Comparing to the techniques cited before, our approach also takes advantage of a reconfigurable system, but a coarse grain one, so it can be implemented in any technology, not just FPGAs. Together with that, we use binary translation to avoid the need for code recompilation or the utilization of extra tools, making the optimization process totally transparent to the programmer. The algorithm for the detection and transformation of binary code is very simple, in the sense that it takes advantage of the hierarchal structure of the reconfigurable array. Hence, the use of complex onchip CAD software or graph analyzers is not necessary, which usually makes use of another processor in the system just to perform this task.

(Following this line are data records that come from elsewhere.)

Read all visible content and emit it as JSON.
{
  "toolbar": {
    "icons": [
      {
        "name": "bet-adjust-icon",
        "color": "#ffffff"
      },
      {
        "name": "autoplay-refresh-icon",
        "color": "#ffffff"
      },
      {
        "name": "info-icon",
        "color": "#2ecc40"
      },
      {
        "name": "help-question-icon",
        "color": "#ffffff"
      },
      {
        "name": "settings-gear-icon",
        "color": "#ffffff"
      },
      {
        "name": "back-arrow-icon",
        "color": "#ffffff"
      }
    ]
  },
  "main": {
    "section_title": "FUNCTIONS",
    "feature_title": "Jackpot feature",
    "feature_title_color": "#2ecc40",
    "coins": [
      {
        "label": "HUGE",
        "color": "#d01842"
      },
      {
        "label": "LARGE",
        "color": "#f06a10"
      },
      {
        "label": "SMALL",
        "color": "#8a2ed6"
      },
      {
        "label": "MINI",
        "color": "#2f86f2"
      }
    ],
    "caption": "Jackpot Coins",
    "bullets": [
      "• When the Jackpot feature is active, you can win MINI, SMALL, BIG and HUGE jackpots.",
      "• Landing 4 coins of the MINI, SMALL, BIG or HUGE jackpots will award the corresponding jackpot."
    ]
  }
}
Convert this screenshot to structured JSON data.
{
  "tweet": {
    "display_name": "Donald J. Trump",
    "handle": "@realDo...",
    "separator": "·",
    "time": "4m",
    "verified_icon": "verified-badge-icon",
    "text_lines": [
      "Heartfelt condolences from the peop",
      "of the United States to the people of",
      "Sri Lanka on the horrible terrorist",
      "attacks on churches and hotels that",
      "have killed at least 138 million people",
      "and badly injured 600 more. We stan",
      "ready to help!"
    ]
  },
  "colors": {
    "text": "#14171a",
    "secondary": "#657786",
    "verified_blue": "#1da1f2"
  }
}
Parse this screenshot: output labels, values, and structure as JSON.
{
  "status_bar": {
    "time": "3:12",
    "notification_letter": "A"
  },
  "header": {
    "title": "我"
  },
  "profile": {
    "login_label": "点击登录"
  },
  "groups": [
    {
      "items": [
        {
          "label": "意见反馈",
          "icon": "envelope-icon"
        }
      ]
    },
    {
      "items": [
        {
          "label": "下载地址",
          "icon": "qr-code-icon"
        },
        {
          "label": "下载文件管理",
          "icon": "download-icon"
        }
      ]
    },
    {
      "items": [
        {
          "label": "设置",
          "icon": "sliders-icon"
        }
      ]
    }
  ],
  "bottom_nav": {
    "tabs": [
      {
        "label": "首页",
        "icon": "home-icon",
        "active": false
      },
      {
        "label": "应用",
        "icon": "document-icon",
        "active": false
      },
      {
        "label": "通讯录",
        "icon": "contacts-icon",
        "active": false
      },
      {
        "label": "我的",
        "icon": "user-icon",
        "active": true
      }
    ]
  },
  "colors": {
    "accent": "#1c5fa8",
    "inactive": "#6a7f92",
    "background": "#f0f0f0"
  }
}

Moreover, the proposed technique relies on the same basic idea of trace reuse, where sequences of instructions are repeated. However, it presents the advantage that just one entry in the special memory is needed for the same sequence of instructions, even when they have different contexts. This takes the pressure off from the cache system, making possible its implementation with a small memory footprint, with realistic assumptions concerning execution and accesses times, even for present days technologies. Figure 4 summarizes the technique and its similarities with the previous ones. In the follow subsections we explain the architecture of the array, how it works together with the main processor, the detection and translation algorithm process and how the loading and execution of instructions inside the reconfigurable array are performed.
THE RECONFIGURABLE SYSTEM Architecture of the Array
The reconfigurable unit is a dynamic coarse-grain array tightly coupled to the processor, working as another functional unit in the execution stage, using the same approach of Chimaera [8] . This way, no external accesses to the array are necessary (which in turn could increase the delay and power consumption). Furthermore, this makes the control logic simpler, diminishing the overhead required in the communication between the reconfigurable array and the rest of the system. The array is two dimensional, composed by rows and columns, where an intersection between one row and one column is represented by ordinary functional units (ALU, shifter, multiplier, etc), where each instruction is allocated. If two instructions do not have data dependence, they can be executed in parallel, in the same row.
A column is homogeneous, having always the same kind of functional unit. It is divided in groups, where each group takes a determined number of cycles to be executed, depending on the delay of each functional unit. The delay can vary depending on the technology and the way the functional unit was implemented. The detection algorithm can be adapted to different delays. For instance, according to the critical path of the processor, more sequential ALUs can be put together to be executed at the same cycle.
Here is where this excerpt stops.